Fiscal Cliff Fact Sheet -- Clinton-Era Top Rates Tried, Tested and Fair

Nov 16, 2012 Issues: Economy

Here's a look at the Impact of changing tax expenditures on housing market, health care, charities, state budgets and deficit reduction unknown and should be evaluated through tax reform, not lame duck:

Revenue Impact: Ending Upper Income Tax Cuts

•    Ending the Bush tax cuts for households with incomes above $250,000 would raise nearly $1 trillion over 10 years and have a relatively minor short-term economic effect.
Impact of Fiscal Cliff on Economic Growth.bmp

Economy Experienced Extraordinary Growth with Upper-income Tax Rates at 39.6%

•    We know how the economy responded when tax rates for high-income individuals were at Clinton-era levels: 22.5 million jobs were created during his presidency.  We know that rates at those levels are not themselves a bar to broad economic expansion and job creation, and we know with certainty that such a policy will not have an adverse effect on the middle class.

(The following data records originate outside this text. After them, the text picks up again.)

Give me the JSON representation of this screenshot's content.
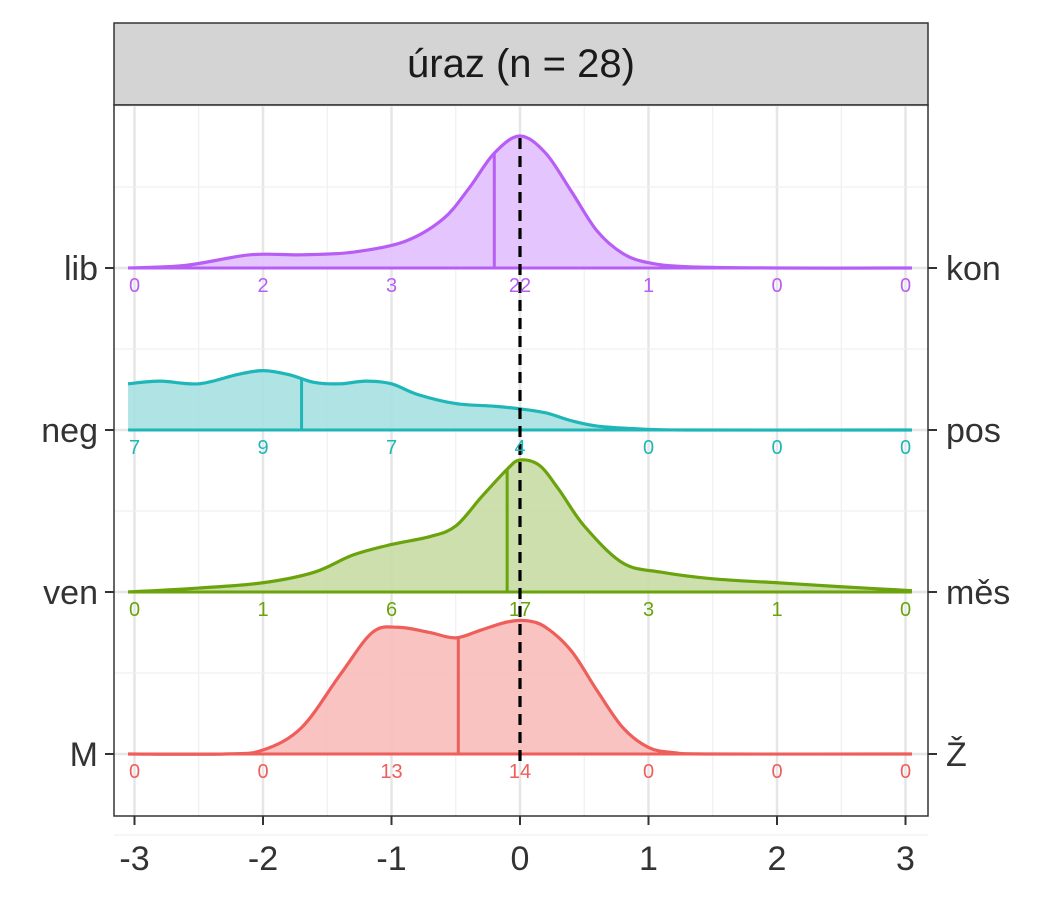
{
  "chart_data": {
    "type": "ridgeline-density",
    "title": "úraz (n = 28)",
    "xlim": [
      -3.1,
      3.1
    ],
    "x_ticks": [
      -3,
      -2,
      -1,
      0,
      1,
      2,
      3
    ],
    "x_tick_labels": [
      "-3",
      "-2",
      "-1",
      "0",
      "1",
      "2",
      "3"
    ],
    "reference_line": {
      "x": 0,
      "style": "dashed",
      "color": "#000000"
    },
    "count_positions": [
      -3,
      -2,
      -1,
      0,
      1,
      2,
      3
    ],
    "series": [
      {
        "left_label": "lib",
        "right_label": "kon",
        "color": "#b75ef5",
        "fill": "#e2bffd",
        "counts": [
          "0",
          "2",
          "3",
          "22",
          "1",
          "0",
          "0"
        ],
        "marker_x": -0.2,
        "density": [
          [
            -3.05,
            0.0
          ],
          [
            -2.6,
            0.02
          ],
          [
            -2.1,
            0.1
          ],
          [
            -1.7,
            0.1
          ],
          [
            -1.3,
            0.12
          ],
          [
            -0.9,
            0.2
          ],
          [
            -0.6,
            0.37
          ],
          [
            -0.4,
            0.6
          ],
          [
            -0.2,
            0.87
          ],
          [
            0.0,
            1.0
          ],
          [
            0.2,
            0.87
          ],
          [
            0.4,
            0.58
          ],
          [
            0.6,
            0.28
          ],
          [
            0.8,
            0.11
          ],
          [
            1.0,
            0.04
          ],
          [
            1.3,
            0.01
          ],
          [
            2.0,
            0.0
          ],
          [
            3.05,
            0.0
          ]
        ]
      },
      {
        "left_label": "neg",
        "right_label": "pos",
        "color": "#1fb6b8",
        "fill": "#a6e0e1",
        "counts": [
          "7",
          "9",
          "7",
          "4",
          "0",
          "0",
          "0"
        ],
        "marker_x": -1.7,
        "density": [
          [
            -3.05,
            0.35
          ],
          [
            -2.8,
            0.37
          ],
          [
            -2.5,
            0.35
          ],
          [
            -2.2,
            0.42
          ],
          [
            -2.0,
            0.45
          ],
          [
            -1.8,
            0.42
          ],
          [
            -1.6,
            0.36
          ],
          [
            -1.4,
            0.35
          ],
          [
            -1.2,
            0.37
          ],
          [
            -1.0,
            0.35
          ],
          [
            -0.8,
            0.27
          ],
          [
            -0.5,
            0.2
          ],
          [
            -0.2,
            0.18
          ],
          [
            0.0,
            0.16
          ],
          [
            0.2,
            0.13
          ],
          [
            0.4,
            0.07
          ],
          [
            0.6,
            0.03
          ],
          [
            0.9,
            0.01
          ],
          [
            1.3,
            0.0
          ],
          [
            3.05,
            0.0
          ]
        ]
      },
      {
        "left_label": "ven",
        "right_label": "měs",
        "color": "#6aa30c",
        "fill": "#c6dca4",
        "counts": [
          "0",
          "1",
          "6",
          "17",
          "3",
          "1",
          "0"
        ],
        "marker_x": -0.1,
        "density": [
          [
            -3.05,
            0.0
          ],
          [
            -2.5,
            0.03
          ],
          [
            -2.0,
            0.07
          ],
          [
            -1.6,
            0.15
          ],
          [
            -1.3,
            0.28
          ],
          [
            -1.0,
            0.36
          ],
          [
            -0.7,
            0.42
          ],
          [
            -0.5,
            0.5
          ],
          [
            -0.3,
            0.72
          ],
          [
            -0.1,
            0.93
          ],
          [
            0.0,
            1.0
          ],
          [
            0.15,
            0.96
          ],
          [
            0.3,
            0.78
          ],
          [
            0.5,
            0.5
          ],
          [
            0.8,
            0.22
          ],
          [
            1.1,
            0.15
          ],
          [
            1.5,
            0.1
          ],
          [
            2.0,
            0.07
          ],
          [
            2.5,
            0.04
          ],
          [
            3.05,
            0.01
          ]
        ]
      },
      {
        "left_label": "M",
        "right_label": "Ž",
        "color": "#ee5e5a",
        "fill": "#f7bcba",
        "counts": [
          "0",
          "0",
          "13",
          "14",
          "0",
          "0",
          "0"
        ],
        "marker_x": -0.48,
        "density": [
          [
            -3.05,
            0.0
          ],
          [
            -2.3,
            0.0
          ],
          [
            -2.0,
            0.03
          ],
          [
            -1.7,
            0.2
          ],
          [
            -1.4,
            0.6
          ],
          [
            -1.15,
            0.92
          ],
          [
            -0.95,
            0.96
          ],
          [
            -0.7,
            0.92
          ],
          [
            -0.5,
            0.88
          ],
          [
            -0.3,
            0.94
          ],
          [
            -0.1,
            1.0
          ],
          [
            0.05,
            1.01
          ],
          [
            0.2,
            0.96
          ],
          [
            0.4,
            0.78
          ],
          [
            0.6,
            0.48
          ],
          [
            0.8,
            0.2
          ],
          [
            1.0,
            0.05
          ],
          [
            1.2,
            0.01
          ],
          [
            1.5,
            0.0
          ],
          [
            3.05,
            0.0
          ]
        ]
      }
    ]
  }
}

•    All major deficit reduction plans start with the top tax rates at 39.6 percent.

Consequences of Limiting Deductions: Economic Effects Could Be Far-Reaching, Need Thorough Analysis

•    Limiting itemized deductions and other tax expenditures should be thoroughly assessed in the context of tax reform next year, when there is an opportunity to fully understand the effects on the economy, the housing market and charitable giving, etc.

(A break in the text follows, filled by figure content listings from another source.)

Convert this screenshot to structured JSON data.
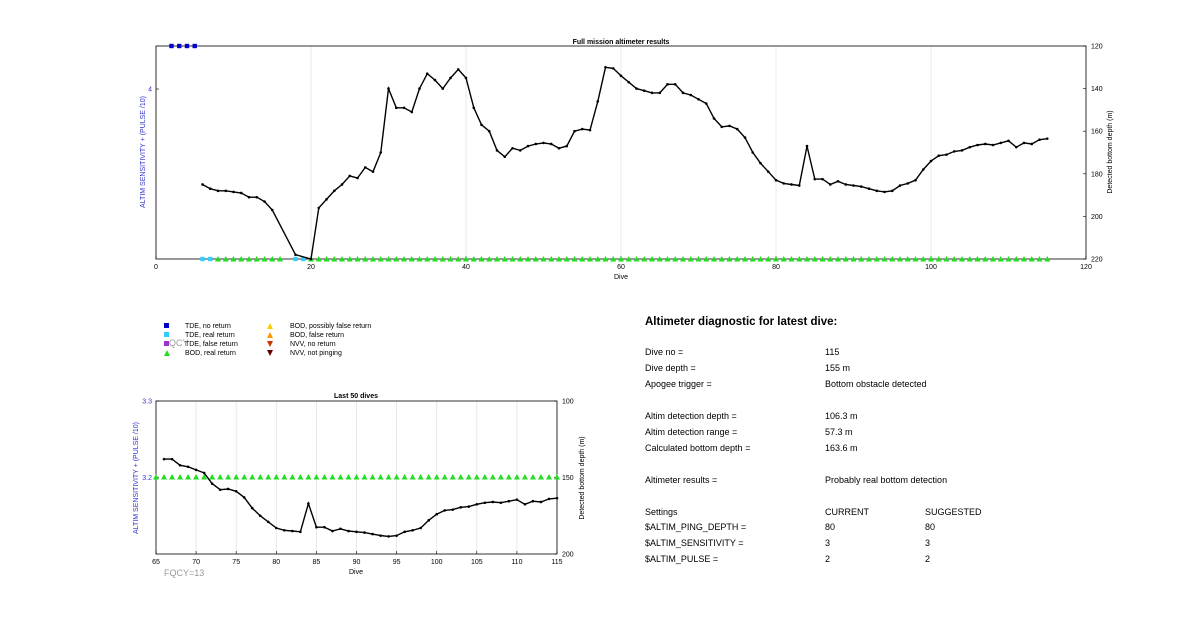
{
  "chart_data": [
    {
      "type": "line",
      "title": "Full mission altimeter results",
      "xlabel": "Dive",
      "ylabel_left": "ALTIM SENSITIVITY + (PULSE /10)",
      "ylabel_right": "Detected bottom depth (m)",
      "xlim": [
        0,
        120
      ],
      "xticks": [
        0,
        20,
        40,
        60,
        80,
        100,
        120
      ],
      "ylim_right": [
        220,
        120
      ],
      "yticks_right": [
        120,
        140,
        160,
        180,
        200,
        220
      ],
      "yticks_left": [
        4
      ],
      "grid": true,
      "series": [
        {
          "name": "",
          "color": "#000000",
          "x": [
            6,
            7,
            8,
            9,
            10,
            11,
            12,
            13,
            14,
            15,
            18,
            20,
            21,
            22,
            23,
            24,
            25,
            26,
            27,
            28,
            29,
            30,
            31,
            32,
            33,
            34,
            35,
            36,
            37,
            38,
            39,
            40,
            41,
            42,
            43,
            44,
            45,
            46,
            47,
            48,
            49,
            50,
            51,
            52,
            53,
            54,
            55,
            56,
            57,
            58,
            59,
            60,
            61,
            62,
            63,
            64,
            65,
            66,
            67,
            68,
            69,
            70,
            71,
            72,
            73,
            74,
            75,
            76,
            77,
            78,
            79,
            80,
            81,
            82,
            83,
            84,
            85,
            86,
            87,
            88,
            89,
            90,
            91,
            92,
            93,
            94,
            95,
            96,
            97,
            98,
            99,
            100,
            101,
            102,
            103,
            104,
            105,
            106,
            107,
            108,
            109,
            110,
            111,
            112,
            113,
            114,
            115
          ],
          "y": [
            185,
            187,
            188,
            188,
            188.5,
            189,
            191,
            191,
            193,
            197,
            218,
            220,
            196,
            192,
            188,
            185,
            181,
            182,
            177,
            179,
            170,
            140,
            149,
            149,
            151,
            140,
            133,
            136,
            140,
            135,
            131,
            135,
            149,
            157,
            160,
            169,
            172,
            168,
            169,
            167,
            166,
            165.5,
            166,
            168,
            167,
            160,
            159,
            159.5,
            146,
            130,
            130.5,
            134,
            137,
            140,
            141,
            142,
            142,
            138,
            138,
            142,
            143,
            145,
            147,
            154,
            158,
            157.5,
            159,
            163,
            170,
            175,
            179,
            183,
            184.5,
            185,
            185.5,
            167,
            182.5,
            182.5,
            185,
            183.5,
            185,
            185.5,
            186,
            187,
            188,
            188.5,
            188,
            185.5,
            184.5,
            183,
            178,
            174,
            171.5,
            171,
            169.5,
            169,
            167.5,
            166.5,
            166,
            166.5,
            165.5,
            164.5,
            167.5,
            165.5,
            166,
            164,
            163.5
          ]
        }
      ],
      "markers": {
        "tde_no_return": [
          2,
          3,
          4,
          5
        ],
        "tde_real_return": [
          6,
          7,
          18,
          19
        ],
        "bod_real_return": [
          8,
          9,
          10,
          11,
          12,
          13,
          14,
          15,
          16,
          20,
          21,
          22,
          23,
          24,
          25,
          26,
          27,
          28,
          29,
          30,
          31,
          32,
          33,
          34,
          35,
          36,
          37,
          38,
          39,
          40,
          41,
          42,
          43,
          44,
          45,
          46,
          47,
          48,
          49,
          50,
          51,
          52,
          53,
          54,
          55,
          56,
          57,
          58,
          59,
          60,
          61,
          62,
          63,
          64,
          65,
          66,
          67,
          68,
          69,
          70,
          71,
          72,
          73,
          74,
          75,
          76,
          77,
          78,
          79,
          80,
          81,
          82,
          83,
          84,
          85,
          86,
          87,
          88,
          89,
          90,
          91,
          92,
          93,
          94,
          95,
          96,
          97,
          98,
          99,
          100,
          101,
          102,
          103,
          104,
          105,
          106,
          107,
          108,
          109,
          110,
          111,
          112,
          113,
          114,
          115
        ]
      }
    },
    {
      "type": "line",
      "title": "Last 50 dives",
      "xlabel": "Dive",
      "ylabel_left": "ALTIM SENSITIVITY + (PULSE /10)",
      "ylabel_right": "Detected bottom depth (m)",
      "xlim": [
        65,
        115
      ],
      "xticks": [
        65,
        70,
        75,
        80,
        85,
        90,
        95,
        100,
        105,
        110,
        115
      ],
      "ylim_left": [
        3.1,
        3.3
      ],
      "yticks_left": [
        3.2,
        3.3
      ],
      "ylim_right": [
        200,
        100
      ],
      "yticks_right": [
        100,
        150,
        200
      ],
      "grid": true,
      "series": [
        {
          "name": "",
          "color": "#000000",
          "x": [
            66,
            67,
            68,
            69,
            70,
            71,
            72,
            73,
            74,
            75,
            76,
            77,
            78,
            79,
            80,
            81,
            82,
            83,
            84,
            85,
            86,
            87,
            88,
            89,
            90,
            91,
            92,
            93,
            94,
            95,
            96,
            97,
            98,
            99,
            100,
            101,
            102,
            103,
            104,
            105,
            106,
            107,
            108,
            109,
            110,
            111,
            112,
            113,
            114,
            115
          ],
          "y": [
            138,
            138,
            142,
            143,
            145,
            147,
            154,
            158,
            157.5,
            159,
            163,
            170,
            175,
            179,
            183,
            184.5,
            185,
            185.5,
            167,
            182.5,
            182.5,
            185,
            183.5,
            185,
            185.5,
            186,
            187,
            188,
            188.5,
            188,
            185.5,
            184.5,
            183,
            178,
            174,
            171.5,
            171,
            169.5,
            169,
            167.5,
            166.5,
            166,
            166.5,
            165.5,
            164.5,
            167.5,
            165.5,
            166,
            164,
            163.5
          ]
        }
      ],
      "markers": {
        "bod_real_return": [
          65,
          66,
          67,
          68,
          69,
          70,
          71,
          72,
          73,
          74,
          75,
          76,
          77,
          78,
          79,
          80,
          81,
          82,
          83,
          84,
          85,
          86,
          87,
          88,
          89,
          90,
          91,
          92,
          93,
          94,
          95,
          96,
          97,
          98,
          99,
          100,
          101,
          102,
          103,
          104,
          105,
          106,
          107,
          108,
          109,
          110,
          111,
          112,
          113,
          114,
          115
        ]
      }
    }
  ],
  "colors": {
    "tde_no_return": "#0000cc",
    "tde_real_return": "#33ccff",
    "tde_false_return": "#9933cc",
    "bod_real_return": "#22dd22",
    "bod_possibly_false": "#ffcc00",
    "bod_false_return": "#ff9900",
    "nvv_no_return": "#cc3300",
    "nvv_not_pinging": "#660000",
    "left_axis_label": "#3333cc",
    "fqcy_text": "#999999"
  },
  "legend": {
    "items": [
      {
        "label": "TDE, no return",
        "shape": "square",
        "color": "#0000cc"
      },
      {
        "label": "TDE, real return",
        "shape": "square",
        "color": "#33ccff"
      },
      {
        "label": "TDE, false return",
        "shape": "square",
        "color": "#9933cc"
      },
      {
        "label": "BOD, real return",
        "shape": "triangle-up",
        "color": "#22dd22"
      },
      {
        "label": "BOD, possibly false return",
        "shape": "triangle-up",
        "color": "#ffcc00"
      },
      {
        "label": "BOD, false return",
        "shape": "triangle-up",
        "color": "#ff9900"
      },
      {
        "label": "NVV, no return",
        "shape": "triangle-down",
        "color": "#cc3300"
      },
      {
        "label": "NVV, not pinging",
        "shape": "triangle-down",
        "color": "#660000"
      }
    ],
    "overlay_text": "QCY"
  },
  "fqcy": "FQCY=13",
  "diagnostic": {
    "title": "Altimeter diagnostic for latest dive:",
    "dive_no_label": "Dive no =",
    "dive_no": "115",
    "dive_depth_label": "Dive depth =",
    "dive_depth": "155 m",
    "apogee_label": "Apogee trigger =",
    "apogee": "Bottom obstacle detected",
    "altim_depth_label": "Altim detection depth =",
    "altim_depth": "106.3 m",
    "altim_range_label": "Altim detection range =",
    "altim_range": "57.3 m",
    "calc_bottom_label": "Calculated bottom depth =",
    "calc_bottom": "163.6 m",
    "results_label": "Altimeter results =",
    "results": "Probably real bottom detection",
    "settings_header": "Settings",
    "current_header": "CURRENT",
    "suggested_header": "SUGGESTED",
    "settings": [
      {
        "name": "$ALTIM_PING_DEPTH =",
        "current": "80",
        "suggested": "80"
      },
      {
        "name": "$ALTIM_SENSITIVITY =",
        "current": "3",
        "suggested": "3"
      },
      {
        "name": "$ALTIM_PULSE =",
        "current": "2",
        "suggested": "2"
      }
    ]
  }
}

•    The three largest itemized deductions are for mortgage interest paid, state and local taxes paid, and charitable contributions.  There are good policy reasons for each of these tax preferences, and changes should be pursued through tax reform, not the lame duck, where we can consider the direct and indirect effects of limiting them before we rush headlong into a policy that might do further damage to the economy and the middle class.